6. It has a limited capability as a boot loader, allowing multiple operating systems to be started directly.

These are all features that aren't present in the BIOS, that UEFI has fixed. Unfortunately the current implementation has many bugs, and many features are arguably implemented badly. However is was created to fix real problems, and has been undeniably successful at that. At a linux conference there was a talk about all this, from someone quite involved with the UEFI creation process. If you are interested, the recording will probably be released in a few weeks. There is also a talk from the previous year by Matthew Garrett (the guy who does UEFI stuff in Linux), talking about all the bugs present in UEFI, which is an entertaining watch, https://www.youtube.com/watch?v=V2aq5M3Q76U.

RexRollman · on Jan 30, 2013

It sounds like UEFI is over-engineered. All I want is for something to initialize the hardware and hand over for booting.

guilloche · on Jan 31, 2013

"over-engineered" is the right word for UEFI.

protomyth · on Jan 30, 2013

I do so miss OpenFirmware (forth and all).

noonespecial · on Jan 30, 2013

Looks like a roadmap for some truly nasty malware. This should not be possible in any circumstance. It's like having a history eraser button on your spaceship.

albertzeyer · on Jan 30, 2013

Just disabling the driver doesn't seem like the ultimate solution... Have they even identified the problem itself? Why aren't they just fixing it? Is it on the hardware site or in the driver software? They should fix that.

telent · on Jan 30, 2013

As stories go, this one would be a lot better if it actually linked to some technical information about the bug. Does anyone have a reference for what the samsung_laptop driver's doing that is so bad? The kernel bugzilla link (#47121) that someone has speculated is related is a boot panic, not a complete bricking, so while it _may_ be the same thing ...

https://bugzilla.kernel.org/buglist.cgi?quicksearch=samsung-... # but nothing else in there looks to be any closer either

mixmastamyk · on Jan 30, 2013

U/EFI is an interesting subject. Yes, of course better than the primitive bios it replaced. Interesting in that you can can play with a new OS.

But, Intel went out and invented another operating system? Why, when embedded Linux (&coreboot) already existed? with a full stack of software? Would be nice to have a web browser available from the firmware for downloading drivers, etc. I ran Linux on an Itanium at work circa 2003 so it was definitely doable.

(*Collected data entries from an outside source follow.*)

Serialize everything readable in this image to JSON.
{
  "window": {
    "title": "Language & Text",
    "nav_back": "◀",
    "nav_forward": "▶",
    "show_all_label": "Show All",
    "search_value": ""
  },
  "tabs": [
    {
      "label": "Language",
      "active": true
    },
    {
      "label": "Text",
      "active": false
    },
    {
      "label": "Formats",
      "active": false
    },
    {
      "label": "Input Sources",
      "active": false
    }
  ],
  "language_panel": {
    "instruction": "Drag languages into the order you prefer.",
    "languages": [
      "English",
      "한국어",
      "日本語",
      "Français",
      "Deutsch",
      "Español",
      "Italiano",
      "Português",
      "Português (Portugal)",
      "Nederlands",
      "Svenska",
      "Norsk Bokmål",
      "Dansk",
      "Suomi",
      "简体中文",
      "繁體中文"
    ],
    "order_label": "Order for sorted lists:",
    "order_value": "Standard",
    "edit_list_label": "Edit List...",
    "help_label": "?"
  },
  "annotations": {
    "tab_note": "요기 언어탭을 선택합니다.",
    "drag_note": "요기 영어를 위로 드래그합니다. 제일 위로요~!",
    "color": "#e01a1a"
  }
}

Is the answer that MS wouldn't allow it? Or is there another reason?

nogoodnik · on Jan 31, 2013

In a few weeks, "Don't buy Samsung laptops" is what I will remember from this.

nextparadigms · on Jan 30, 2013

Why can't they just use Google's method for the Chromebooks? I think it allows to easily install any other OS as soon as you physically disable the bootloader with a switch on your laptop.

wmf · on Jan 30, 2013

Because they're not as smart as Google. Most hardware vendors budget as little as possible for firmware, and the result is predictable.

spyder · on Jan 30, 2013

Just fixing the driver doesn't seems a safe solution, because then malwares still can do the same to brick the hardware, isn't? Sure nowadays most malwares don't want to brick your hardware because ads are more profitable but it can still happen. It's understandable that new technologies have more serious bugs than decades old ones and hopefully it will be fixed in UEFI soon, but this shows why you have too be careful with new technologies if you are an early adpoter.